There has been a lot of hype surrounding the next generation of cellular technology and while 5G is definitely cool, we need to make sure that we don’t get the cart before the horse.

#1 – Everyone has to buy a new phone.  Apple watchers think that Apple should release it’s first 5G phone before the end of 2020.  Other phones are being touted as 5G or possibly 5G evolution – which is different.  This means that even if 5G is available in your neighborhood, which it likely is not, it won’t do  you any good until you replace your phone.
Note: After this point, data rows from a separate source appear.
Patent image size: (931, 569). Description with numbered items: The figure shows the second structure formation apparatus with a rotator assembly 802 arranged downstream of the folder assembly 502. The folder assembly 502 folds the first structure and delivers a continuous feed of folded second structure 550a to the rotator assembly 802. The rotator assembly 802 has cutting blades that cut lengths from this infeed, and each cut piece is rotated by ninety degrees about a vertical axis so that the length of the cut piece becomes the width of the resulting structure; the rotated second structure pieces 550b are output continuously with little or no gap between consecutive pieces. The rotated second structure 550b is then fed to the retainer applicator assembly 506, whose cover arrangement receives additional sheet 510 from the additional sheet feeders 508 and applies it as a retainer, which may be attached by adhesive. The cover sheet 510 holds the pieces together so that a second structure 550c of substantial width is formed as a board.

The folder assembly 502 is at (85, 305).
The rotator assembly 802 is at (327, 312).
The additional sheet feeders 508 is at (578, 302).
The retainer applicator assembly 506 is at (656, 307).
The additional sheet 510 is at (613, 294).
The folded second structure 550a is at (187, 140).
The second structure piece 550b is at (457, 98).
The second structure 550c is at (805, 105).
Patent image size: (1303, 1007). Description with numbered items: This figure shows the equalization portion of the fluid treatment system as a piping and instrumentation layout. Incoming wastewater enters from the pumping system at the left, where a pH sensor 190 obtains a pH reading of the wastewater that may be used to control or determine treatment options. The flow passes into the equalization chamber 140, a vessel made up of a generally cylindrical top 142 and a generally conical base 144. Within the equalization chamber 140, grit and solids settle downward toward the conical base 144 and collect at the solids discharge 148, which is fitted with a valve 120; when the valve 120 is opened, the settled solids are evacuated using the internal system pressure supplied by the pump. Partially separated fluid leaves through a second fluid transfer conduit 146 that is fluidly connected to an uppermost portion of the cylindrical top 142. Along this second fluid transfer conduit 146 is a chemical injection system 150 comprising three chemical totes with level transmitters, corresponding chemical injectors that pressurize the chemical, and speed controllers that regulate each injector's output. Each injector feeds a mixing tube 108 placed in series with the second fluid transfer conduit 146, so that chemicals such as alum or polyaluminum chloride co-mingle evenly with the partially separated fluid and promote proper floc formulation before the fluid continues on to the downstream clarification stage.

#2 – Carriers need to upgrade each and every cell tower.  This means new electronics.  Given that there are hundreds of thousands of cell towers – or more – in the United States, that is a lot of money.  Likely, carriers might upgrade the network first in rich neighborhoods (because those people might buy new phones sooner) or neighborhoods with high traffic density.  Most of us won’t see upgrades for years.  I still connect to towers that only support 3G and 2G on a regular basis.

#3 – Network capacity needs to be upgraded.  It is wonderful if you can talk to the cell tower at 1 gigabit per second but that does no good if the connection from that cell tower to the rest of the network is only, say 50 megabits – there is no magic to get you faster speed.  And that needs to go all the way back to the Internet backbone.  In many cases, that is 5 to 10 network connections that all have to be upgraded.  If you have two cell towers that each want to talk at 1 gigabit per second and they connect to one consolidation  point, that needs to have a 2 gigabit connection and if two of those connect to a higher consolidation point, that needs to have a 4 gigabit connection.  Everybody shares the same pipe and it will only run as fast as the slowest connection.

#4 – MORE cell towers.  The nature of 5G is that the signal can only travel a short distance at that high speed.  This means more towers. And more “back haul” connections.  Should we put a tower in your back yard?  This is going to be a big problem.  Carriers want to reduce costs which means that land owners are going to be even less likely to want to put a tower in their back yard.  I have heard some stories that carriers are lobbying for laws to force land owners to put cell sites on their land for next to nothing.  That is not going to go over very well.

#5 – Oh, yeah, 5G doesn’t work inside.  Not in your house.  Not in your car.  Not in your office.  Unless you have a 5G mini cell site inside the building.  With enough bandwidth to back haul the traffic.  There are some carriers that are working on  using a different frequency that works better inside, but frequency (also called spectrum) is exceptionally scare.

#6 – Now you create all these really cool 5G applications that use all that bandwidth.  What about security.  After all, today, phone app security is horrible.  If you start building all of these bandwidth gobbling applications will security magically improve?  Not likely.

Other than that, there are no problems with 5G.

What we are likely to see is limited deployment of 5G over the next couple of years.  Select sites in select cities.  What we are also know is that the back haul bandwidth is going to be a problem.

Next we are going to have to get everyone to buy new phones.

And likely the 5G cell plans are going to cost more just like smartphone plans had/have a “surcharge”.

We need to develop all those cool new apps.

And finally, we need to solve the security problems.

As I said, other than that, there are no problems with 5G.